Un comentario a Mt 3, 1-12 (II Domingo de Adviento, 4 de diciembre del 2016)
Concluído lo que se conoce como “el evangelio de la infancia” (capítulos 1 y 2), Mateo da un salto en el tiempo y nos traslada hasta los tiempos del Jesús adulto, contándonos la aparición de su predecesor Juan Bautista, que predica en el desierto de Judea la necesidad de un profundo cambio de mentalidad y de conducta. A raíz de la lectura de este texto del evangelista Mateo, les propongo las siguientes reflexiones:
1.- Una sociedad corrupta y confundida
Juan Bautista se entronca en una tradición espiritual muy rica y recoge una antigua y siempre nueva esperanza, representada, entre otros, por los profetas Isaías y Elías. Pero su aparición no se produce en un vacío sociológico, sino todo lo contrario: Juan aparece como una respuesta a una situación que vive la sociedad, marcada por el colonialismo militarista y abusador de los romanos, así como por una ritualización excesiva e hipócrita de la religión. La sociedad vivía un tiempo de confusión, en el que los valores no estaban claros y los más “vivos” y corruptos “engordaban”, mientras que los pobres eran despreciados y “malvivían”, dudando entre la tentación de sentirse abandonados y la íntima esperanza de que por fin el Dios de sus padres se hiciese presente como su defensor y abogado.
A mí me parece que algo parecido estamos viviendo ahora, una época en la que tampoco faltan la corrupción, el abuso, una cierta confusión y la doble tentación de prescindir de Dios o de practicar una religiosidad falsa.
2.- El movimiento de Juan: Es hora de cambiar
En esa situación Juan se siente llamado a convocar al pueblo a una “conversión”, a un profundo cambio de mentalidad y de conducta, porque “ha llegado el Reino de los cielos”, es decir, porque Dios quiere reinar en su pueblo. Juan es un apasionado de Dios y de su justicia, por eso se siente en la obligación de provocar a sus oyentes y meterles presión, para que no sigan instalados en la desesperanza, en el conformismo, en una rutina ritual y estéril o, lo que es peor, en el abuso y en la injusticia. Ante el llamado de Juan, se producen dos reacciones:
-Unos se bautizan, es decir, reconocen sus pecados y se someten a un rito de purificación con la decisión de cambiar de vida;
-otros –los fariseos y saduceos– piensan que nada tiene que cambiar y que basta con mantener las formalidades religiosas de la tradición, pero sin que afecte a sus vidas. Contra estos Juan reacciona con gran severidad, anunciándoles que “todo árbol que no dé buen fruto será cortado y arrojado al fuego”.

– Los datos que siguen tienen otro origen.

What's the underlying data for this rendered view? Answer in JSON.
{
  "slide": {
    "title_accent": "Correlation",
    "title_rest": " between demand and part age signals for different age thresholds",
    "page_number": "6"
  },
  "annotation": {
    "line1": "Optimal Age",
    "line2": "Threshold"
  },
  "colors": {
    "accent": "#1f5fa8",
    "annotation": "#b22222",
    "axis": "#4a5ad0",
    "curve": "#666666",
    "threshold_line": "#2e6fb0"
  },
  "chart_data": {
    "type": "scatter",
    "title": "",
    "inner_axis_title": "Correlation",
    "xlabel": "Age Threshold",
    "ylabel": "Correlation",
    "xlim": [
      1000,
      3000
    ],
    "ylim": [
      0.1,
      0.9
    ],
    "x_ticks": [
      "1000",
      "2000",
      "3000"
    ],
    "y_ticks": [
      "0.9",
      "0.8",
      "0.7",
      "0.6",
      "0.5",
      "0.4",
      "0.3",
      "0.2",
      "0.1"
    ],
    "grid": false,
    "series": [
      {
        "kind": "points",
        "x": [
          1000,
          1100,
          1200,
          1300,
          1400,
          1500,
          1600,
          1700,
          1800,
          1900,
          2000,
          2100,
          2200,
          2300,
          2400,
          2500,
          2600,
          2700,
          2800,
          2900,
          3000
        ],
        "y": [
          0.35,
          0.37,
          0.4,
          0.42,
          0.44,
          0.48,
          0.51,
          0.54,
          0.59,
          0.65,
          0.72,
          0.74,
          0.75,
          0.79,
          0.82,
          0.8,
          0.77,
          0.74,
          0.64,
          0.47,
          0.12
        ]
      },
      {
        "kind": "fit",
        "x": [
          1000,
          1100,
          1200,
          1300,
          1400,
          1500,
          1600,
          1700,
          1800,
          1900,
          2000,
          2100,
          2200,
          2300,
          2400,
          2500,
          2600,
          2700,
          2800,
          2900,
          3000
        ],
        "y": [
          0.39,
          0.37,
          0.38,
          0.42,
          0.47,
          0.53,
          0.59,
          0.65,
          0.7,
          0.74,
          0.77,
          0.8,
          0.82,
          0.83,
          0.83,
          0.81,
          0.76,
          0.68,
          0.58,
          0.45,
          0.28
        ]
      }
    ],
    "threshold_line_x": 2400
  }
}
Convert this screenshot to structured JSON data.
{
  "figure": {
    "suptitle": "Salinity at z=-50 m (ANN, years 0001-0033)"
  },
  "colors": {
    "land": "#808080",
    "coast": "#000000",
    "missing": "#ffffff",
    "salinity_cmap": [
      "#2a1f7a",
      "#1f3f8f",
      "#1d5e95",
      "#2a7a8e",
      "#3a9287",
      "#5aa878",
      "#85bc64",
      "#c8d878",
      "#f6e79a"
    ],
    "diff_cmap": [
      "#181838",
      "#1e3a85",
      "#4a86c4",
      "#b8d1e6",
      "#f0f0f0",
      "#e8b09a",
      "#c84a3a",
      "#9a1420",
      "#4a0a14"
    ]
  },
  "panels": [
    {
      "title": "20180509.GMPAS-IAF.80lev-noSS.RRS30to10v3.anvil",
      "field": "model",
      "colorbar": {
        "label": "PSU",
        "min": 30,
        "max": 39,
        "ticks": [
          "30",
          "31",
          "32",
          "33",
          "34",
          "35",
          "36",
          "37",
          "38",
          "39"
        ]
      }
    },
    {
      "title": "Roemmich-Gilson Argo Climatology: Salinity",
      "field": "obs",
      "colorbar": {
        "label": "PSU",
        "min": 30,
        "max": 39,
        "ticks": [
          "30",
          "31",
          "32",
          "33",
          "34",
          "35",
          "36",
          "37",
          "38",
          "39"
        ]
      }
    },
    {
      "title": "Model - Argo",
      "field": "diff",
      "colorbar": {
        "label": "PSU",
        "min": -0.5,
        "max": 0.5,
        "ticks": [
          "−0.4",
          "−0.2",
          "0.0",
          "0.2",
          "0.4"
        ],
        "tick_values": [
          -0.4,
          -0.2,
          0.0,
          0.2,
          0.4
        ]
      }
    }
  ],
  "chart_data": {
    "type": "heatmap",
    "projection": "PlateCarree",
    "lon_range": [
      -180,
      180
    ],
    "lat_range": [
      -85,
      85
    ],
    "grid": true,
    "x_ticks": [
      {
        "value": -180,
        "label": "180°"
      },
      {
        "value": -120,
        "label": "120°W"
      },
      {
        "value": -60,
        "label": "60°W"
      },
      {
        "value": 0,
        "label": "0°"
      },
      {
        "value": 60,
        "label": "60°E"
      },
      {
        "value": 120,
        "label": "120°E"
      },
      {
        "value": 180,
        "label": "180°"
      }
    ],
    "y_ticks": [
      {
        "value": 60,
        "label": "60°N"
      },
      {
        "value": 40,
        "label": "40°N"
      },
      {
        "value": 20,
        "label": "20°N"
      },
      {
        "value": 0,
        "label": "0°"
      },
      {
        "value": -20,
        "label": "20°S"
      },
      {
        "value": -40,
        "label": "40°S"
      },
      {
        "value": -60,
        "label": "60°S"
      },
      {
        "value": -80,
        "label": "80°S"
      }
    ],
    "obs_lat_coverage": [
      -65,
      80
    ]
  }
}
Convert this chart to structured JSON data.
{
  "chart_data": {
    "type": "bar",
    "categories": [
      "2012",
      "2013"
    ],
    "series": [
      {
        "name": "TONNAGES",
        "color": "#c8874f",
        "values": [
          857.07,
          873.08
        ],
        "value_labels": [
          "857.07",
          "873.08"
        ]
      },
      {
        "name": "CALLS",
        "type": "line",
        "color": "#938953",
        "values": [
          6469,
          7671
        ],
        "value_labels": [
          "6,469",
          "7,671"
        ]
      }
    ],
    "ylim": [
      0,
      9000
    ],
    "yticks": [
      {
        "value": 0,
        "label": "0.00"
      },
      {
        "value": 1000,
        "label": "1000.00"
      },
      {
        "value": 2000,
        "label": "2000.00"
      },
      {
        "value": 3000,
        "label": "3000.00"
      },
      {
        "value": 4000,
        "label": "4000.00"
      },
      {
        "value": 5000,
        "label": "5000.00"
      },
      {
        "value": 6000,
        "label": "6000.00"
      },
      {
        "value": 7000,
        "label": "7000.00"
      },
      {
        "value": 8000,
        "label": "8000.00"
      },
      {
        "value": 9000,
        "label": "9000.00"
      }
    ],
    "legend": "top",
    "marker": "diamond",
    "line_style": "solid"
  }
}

Podemos preguntarnos a cuál de estos dos grupos pertenecemos nosotros. ¿Estamos dispuestos a aprovechar el tiempo de Adviento para reconocer nuestros pecados, purificarnos y buscar un cambio en nuestras vidas o preferimos ocultarnos en en el actual carrusel consumista de la “Navidad”, tan ritualista, vacía y falta de sentido y de verdad?
3.- La promesa de Jesús: Espíritu y Fuego
Juan predica con pasión y propone un gran cambio o conversión. Pero, al mismo tiempo, reconoce que eso no basta. De hecho, una exigencia moral, sin Espíritu, se vuelve triste y esclavizante. Por eso el “bautismo con agua en señal de conversión” no es más que la preparación para que Jesús bautice “con Espíritu Santo y fuego”, un bautismo que produce cambio alegre y lleno de vida. Este texto me recuerda al de las bodas de Caná, donde faltó el vino (del Espíritu); fue Jesús el que transformó el agua (nuestros esfuerzos de conversión) en el vino (Espíritu) que nos alegra la vida. El vino no es otra cosa que el amor de Dios que da a nuestra vida alegría y plenitud.
Este tiempo de Adviento es un tiempo de conversión, de “llenar las tinajas” con nuestra buena voluntad de conversión; pero es también un tiempo de oración y de apertura para que Dios nos “bautice con Espíritu”, es decir, nos llene con su amor purificador e iluminador. Navidad sucede siempre que este amor es acogido en nuestra vida. Cuando eso sucede, el agua se convierte en vino, la conversión se hace gracia y Juan deja paso a Jesús, como gran referente de todo lo que somos, pensamos y hacemos. En él encontramos sentido, plenitud, amor fecundo y definitivo.